Sesampainya di rumah, tingkah itu terus saya perbuat. Saya tetap menolak untuk
berganti pakaian. Akhirnya dengan sedikit terpaksa, hal itu saya selesaikan.
Ibu, kemudian datang dengan handuk, dan langsung menyelubungi saya dengan handuk
itu. Ada kehangatan yang segera menyergap. Saya menjadi lebih tenang. Tetap, tak
ada kata-kata yang keluar dari Ibu, selain terus menghangatkan saya dengan
handuk itu. Tangannya terus membersihkan setiap air hujan yang ada di badan.

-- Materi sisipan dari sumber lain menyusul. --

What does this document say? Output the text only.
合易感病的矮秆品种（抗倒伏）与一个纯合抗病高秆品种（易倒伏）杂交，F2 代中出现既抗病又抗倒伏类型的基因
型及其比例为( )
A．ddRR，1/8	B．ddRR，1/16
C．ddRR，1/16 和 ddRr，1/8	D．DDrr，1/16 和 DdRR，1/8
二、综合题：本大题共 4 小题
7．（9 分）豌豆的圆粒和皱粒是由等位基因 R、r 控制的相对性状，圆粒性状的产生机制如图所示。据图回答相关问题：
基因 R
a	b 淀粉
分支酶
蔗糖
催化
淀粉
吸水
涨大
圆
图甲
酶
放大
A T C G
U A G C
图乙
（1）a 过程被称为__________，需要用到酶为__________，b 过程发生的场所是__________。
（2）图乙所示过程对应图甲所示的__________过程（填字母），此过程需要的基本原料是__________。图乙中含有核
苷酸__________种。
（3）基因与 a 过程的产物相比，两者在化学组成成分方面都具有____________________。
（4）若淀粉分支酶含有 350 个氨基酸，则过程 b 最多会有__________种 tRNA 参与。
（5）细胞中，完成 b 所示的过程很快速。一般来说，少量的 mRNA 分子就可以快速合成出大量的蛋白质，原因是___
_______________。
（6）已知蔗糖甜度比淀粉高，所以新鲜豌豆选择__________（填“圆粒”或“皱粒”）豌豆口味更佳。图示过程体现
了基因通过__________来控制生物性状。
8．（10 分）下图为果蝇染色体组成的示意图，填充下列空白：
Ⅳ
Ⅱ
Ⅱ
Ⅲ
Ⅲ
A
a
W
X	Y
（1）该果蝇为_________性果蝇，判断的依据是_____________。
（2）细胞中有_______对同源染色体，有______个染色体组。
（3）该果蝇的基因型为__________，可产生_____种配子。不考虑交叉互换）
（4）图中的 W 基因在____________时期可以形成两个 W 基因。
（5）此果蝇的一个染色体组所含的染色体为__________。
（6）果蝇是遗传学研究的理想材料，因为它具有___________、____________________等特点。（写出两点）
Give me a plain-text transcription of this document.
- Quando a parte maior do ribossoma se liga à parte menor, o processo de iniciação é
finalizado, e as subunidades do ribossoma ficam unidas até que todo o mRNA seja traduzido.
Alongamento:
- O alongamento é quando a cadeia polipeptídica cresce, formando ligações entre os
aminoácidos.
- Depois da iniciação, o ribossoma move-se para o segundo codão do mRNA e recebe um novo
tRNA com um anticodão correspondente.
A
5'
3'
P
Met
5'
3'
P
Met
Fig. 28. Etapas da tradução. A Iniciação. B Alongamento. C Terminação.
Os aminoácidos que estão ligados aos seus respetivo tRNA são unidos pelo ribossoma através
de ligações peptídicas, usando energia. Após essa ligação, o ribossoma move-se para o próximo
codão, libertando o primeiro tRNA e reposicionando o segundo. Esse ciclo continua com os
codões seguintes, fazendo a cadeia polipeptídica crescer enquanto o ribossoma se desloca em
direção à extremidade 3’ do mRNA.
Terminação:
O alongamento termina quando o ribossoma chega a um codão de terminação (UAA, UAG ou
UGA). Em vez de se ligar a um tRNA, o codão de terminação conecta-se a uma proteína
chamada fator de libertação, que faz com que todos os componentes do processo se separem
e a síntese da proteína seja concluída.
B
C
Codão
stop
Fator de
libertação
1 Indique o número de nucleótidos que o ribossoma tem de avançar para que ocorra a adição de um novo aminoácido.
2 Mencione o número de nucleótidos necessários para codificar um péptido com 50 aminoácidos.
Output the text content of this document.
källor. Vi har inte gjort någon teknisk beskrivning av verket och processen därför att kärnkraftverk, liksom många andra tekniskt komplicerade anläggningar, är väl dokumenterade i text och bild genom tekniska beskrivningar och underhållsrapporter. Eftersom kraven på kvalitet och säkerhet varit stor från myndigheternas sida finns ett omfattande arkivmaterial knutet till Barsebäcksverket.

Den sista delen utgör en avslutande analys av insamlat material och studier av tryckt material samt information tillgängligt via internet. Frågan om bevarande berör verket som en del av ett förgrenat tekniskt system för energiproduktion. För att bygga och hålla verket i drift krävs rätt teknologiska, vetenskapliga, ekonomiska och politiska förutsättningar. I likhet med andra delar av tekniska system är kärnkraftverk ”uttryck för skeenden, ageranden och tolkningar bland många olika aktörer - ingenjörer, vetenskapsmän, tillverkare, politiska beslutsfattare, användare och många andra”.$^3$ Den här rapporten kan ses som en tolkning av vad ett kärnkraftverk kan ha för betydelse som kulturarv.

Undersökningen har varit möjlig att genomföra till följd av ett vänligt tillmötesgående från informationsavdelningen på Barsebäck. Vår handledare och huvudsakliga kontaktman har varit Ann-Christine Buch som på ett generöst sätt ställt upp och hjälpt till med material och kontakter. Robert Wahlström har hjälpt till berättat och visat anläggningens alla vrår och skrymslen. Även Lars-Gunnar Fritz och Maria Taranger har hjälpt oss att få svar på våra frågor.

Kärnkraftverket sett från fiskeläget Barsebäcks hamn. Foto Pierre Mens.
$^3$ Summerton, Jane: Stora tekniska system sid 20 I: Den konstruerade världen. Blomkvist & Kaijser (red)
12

Diseka nya kepala saya, agar tak nanti tak membuat sakit.
Masih dalam diam, Ibu kemudian memberikan pakaian ganti. Setelah itu, dia masih
menyodorkan teh manis hangat buat saya. Ya, segelas teh manis, sebab, susu
coklat, adalah hal yang jarang saya rasakan saat itu. Ya, kehangatan kembali
hadir dalam tubuh. Walau saya mungkin tak mengerti apapun, saya yakin, ada
kehangatan lain yang diberikan Ibu saat itu.
***
Ya, teman, begitulah. Ibu mungkin tak mampu membelikan saya mantel kuning
seperti yang saya impikan. Namun, payungnya telah membuat saya aman. Ibu mungkin
tak mampu membelikan saya mantel kuning untuk terhindar dari hujan, namun,
dekapannya membuat saya terhindar dari apapun.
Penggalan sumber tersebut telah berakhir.